Naomi Klein: Stop Falling For Ivanka Trump's Brand
When Donald Trump took the stage at the Republican National Convention, Americans expected the newly-appointed presidential nominee to paint a rosy picture of what America could look like under his stewardship. Instead, Trump filled his speech with images of dark days ahead, while the expected ray of light came from his eldest daughter Ivanka, who smiled while ticking off policy proposals far to the left of her father's.

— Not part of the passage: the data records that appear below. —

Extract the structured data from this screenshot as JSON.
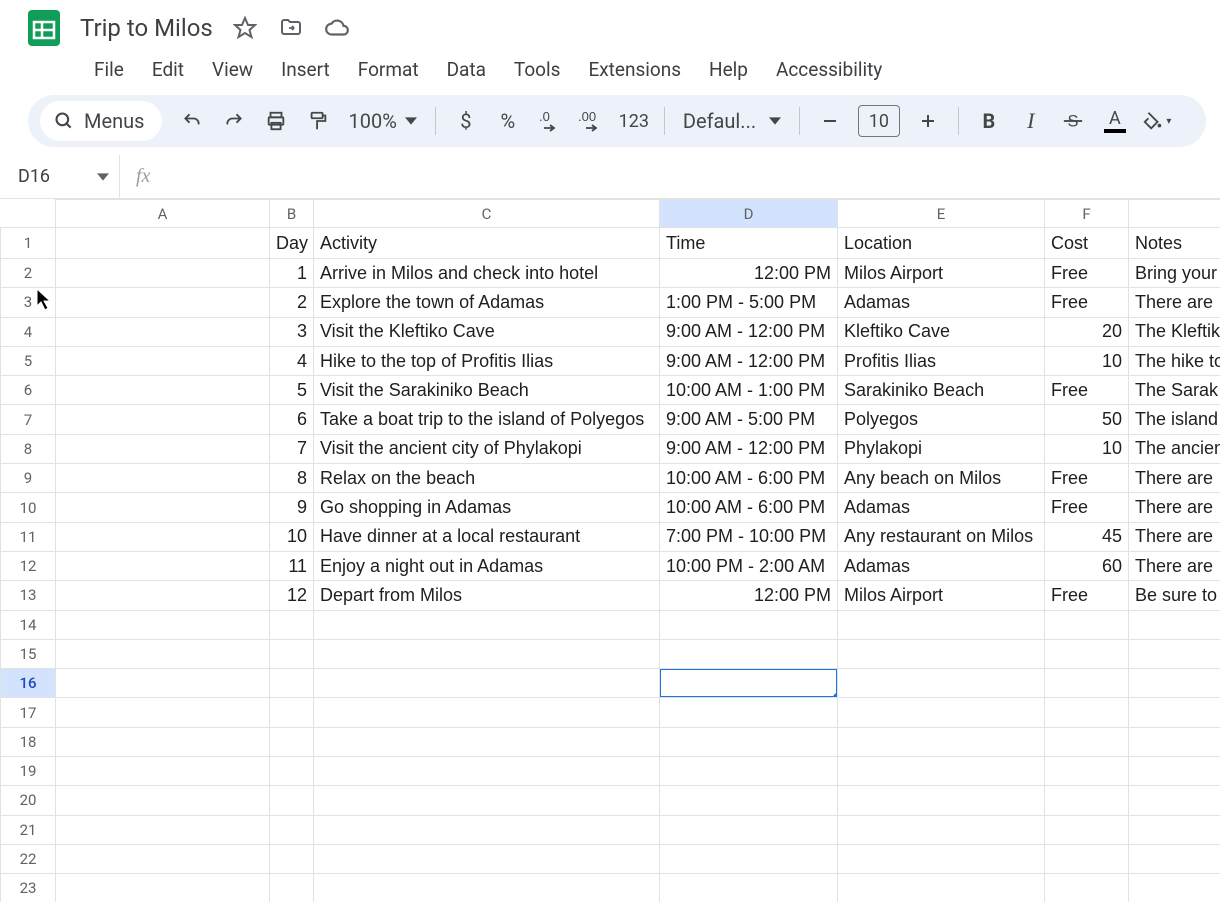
{
  "doc": {
    "title": "Trip to Milos"
  },
  "menus": [
    "File",
    "Edit",
    "View",
    "Insert",
    "Format",
    "Data",
    "Tools",
    "Extensions",
    "Help",
    "Accessibility"
  ],
  "toolbar": {
    "search_label": "Menus",
    "zoom": "100%",
    "font": "Defaul...",
    "font_size": "10",
    "number_format": "123"
  },
  "namebox": "D16",
  "columns": [
    "A",
    "B",
    "C",
    "D",
    "E",
    "F"
  ],
  "headers": {
    "B": "Day",
    "C": "Activity",
    "D": "Time",
    "E": "Location",
    "F": "Cost",
    "G": "Notes"
  },
  "rows": [
    {
      "n": 1,
      "day": "1",
      "activity": "Arrive in Milos and check into hotel",
      "time": "12:00 PM",
      "location": "Milos Airport",
      "cost": "Free",
      "notes": "Bring your"
    },
    {
      "n": 2,
      "day": "2",
      "activity": "Explore the town of Adamas",
      "time": "1:00 PM - 5:00 PM",
      "location": "Adamas",
      "cost": "Free",
      "notes": "There are"
    },
    {
      "n": 3,
      "day": "3",
      "activity": "Visit the Kleftiko Cave",
      "time": "9:00 AM - 12:00 PM",
      "location": "Kleftiko Cave",
      "cost": "20",
      "cost_align": "num",
      "notes": "The Kleftik"
    },
    {
      "n": 4,
      "day": "4",
      "activity": "Hike to the top of Profitis Ilias",
      "time": "9:00 AM - 12:00 PM",
      "location": "Profitis Ilias",
      "cost": "10",
      "cost_align": "num",
      "notes": "The hike to"
    },
    {
      "n": 5,
      "day": "5",
      "activity": "Visit the Sarakiniko Beach",
      "time": "10:00 AM - 1:00 PM",
      "location": "Sarakiniko Beach",
      "cost": "Free",
      "notes": "The Sarak"
    },
    {
      "n": 6,
      "day": "6",
      "activity": "Take a boat trip to the island of Polyegos",
      "time": "9:00 AM - 5:00 PM",
      "location": "Polyegos",
      "cost": "50",
      "cost_align": "num",
      "notes": "The island"
    },
    {
      "n": 7,
      "day": "7",
      "activity": "Visit the ancient city of Phylakopi",
      "time": "9:00 AM - 12:00 PM",
      "location": "Phylakopi",
      "cost": "10",
      "cost_align": "num",
      "notes": "The ancien"
    },
    {
      "n": 8,
      "day": "8",
      "activity": "Relax on the beach",
      "time": "10:00 AM - 6:00 PM",
      "location": "Any beach on Milos",
      "cost": "Free",
      "notes": "There are"
    },
    {
      "n": 9,
      "day": "9",
      "activity": "Go shopping in Adamas",
      "time": "10:00 AM - 6:00 PM",
      "location": "Adamas",
      "cost": "Free",
      "notes": "There are"
    },
    {
      "n": 10,
      "day": "10",
      "activity": "Have dinner at a local restaurant",
      "time": "7:00 PM - 10:00 PM",
      "location": "Any restaurant on Milos",
      "cost": "45",
      "cost_align": "num",
      "notes": "There are"
    },
    {
      "n": 11,
      "day": "11",
      "activity": "Enjoy a night out in Adamas",
      "time": "10:00 PM - 2:00 AM",
      "location": "Adamas",
      "cost": "60",
      "cost_align": "num",
      "notes": "There are"
    },
    {
      "n": 12,
      "day": "12",
      "activity": "Depart from Milos",
      "time": "12:00 PM",
      "location": "Milos Airport",
      "cost": "Free",
      "notes": "Be sure to"
    }
  ],
  "total_rows": 23,
  "active_cell": {
    "col": "D",
    "row": 16
  }
}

"What Ivanka's brand has always done is sort of softened Trump's brand," says Naomi Klein, who is herself a master of branding. Klein's first book, No Logo: Taking Aim at the Brand Bullies was an international best-seller. The social justice activist, author, and filmmaker spoke at The People's Summit, a gathering of 4,000 progressive activists in Chicago, ahead of the release of her new book, No Is Not Enough: Resisting Trump's Shock Politics and Winning the World We Need.
"This promise, this idea that Ivanka was going to soften Trump was part of his pitch on the campaign trail," Klein says. "They did it at the convention, and they're still doing it
While Trump's policy proposals over his first six months in office have leaned right, his eldest daughter is viewed, even by his critics on the left, as a tempering force in the West Wing. While Trump mulled pulling the United States out of the Paris Climate Accord, Ivanka was reportedly lobbying him to stand with the leaders of 194 other nations and uphold America's commitment to reducing greenhouse gas emissions. Ivanka and her husband Jared Kushner are seen as the most LGBTQ-friendly presidential advisers, and Ivanka reportedly urged her father to leave President Obama's anti-discrimination laws in place. While Trump favors bottom-line economics, Ivanka's spoken out on the benefits of paid family leave. And so, even Trump nay-sayers look to Ivanka as a beacon of hope.
"They're falling for marketing," Klein tells Bustle, explaining that the father-daughter dynamic goes back their days on The Apprentice. "Trump was playing this role [of] the guy who fires, and she was softening that image. They understand that these are complimentary brands to appeal to as wide a market as possible."
When Nordstrom stores announced they would stop selling Ivanka Trump's fashion brand in stores, Trump tweeted his disapproval, adding that his daughter is "a great person."
"That's the brand ... he's the 'killer,' and Trump always uses this word [and] praises people for being a killer," Klein says. "There's Ivanka softening the brand. ... They fit together. They're pieces of a puzzle. You can't pry them apart. They are a unit."
I joke in the book that he breeds brands. I know his kids are human beings as well, but he treats them as spin-off brands, and they have been raised inside the Trump brand, and I don't believe the Trumps are capable of separating their personal identities from their commercial identities, from their political identities. I don't think they would know how to do it. They have merged completely.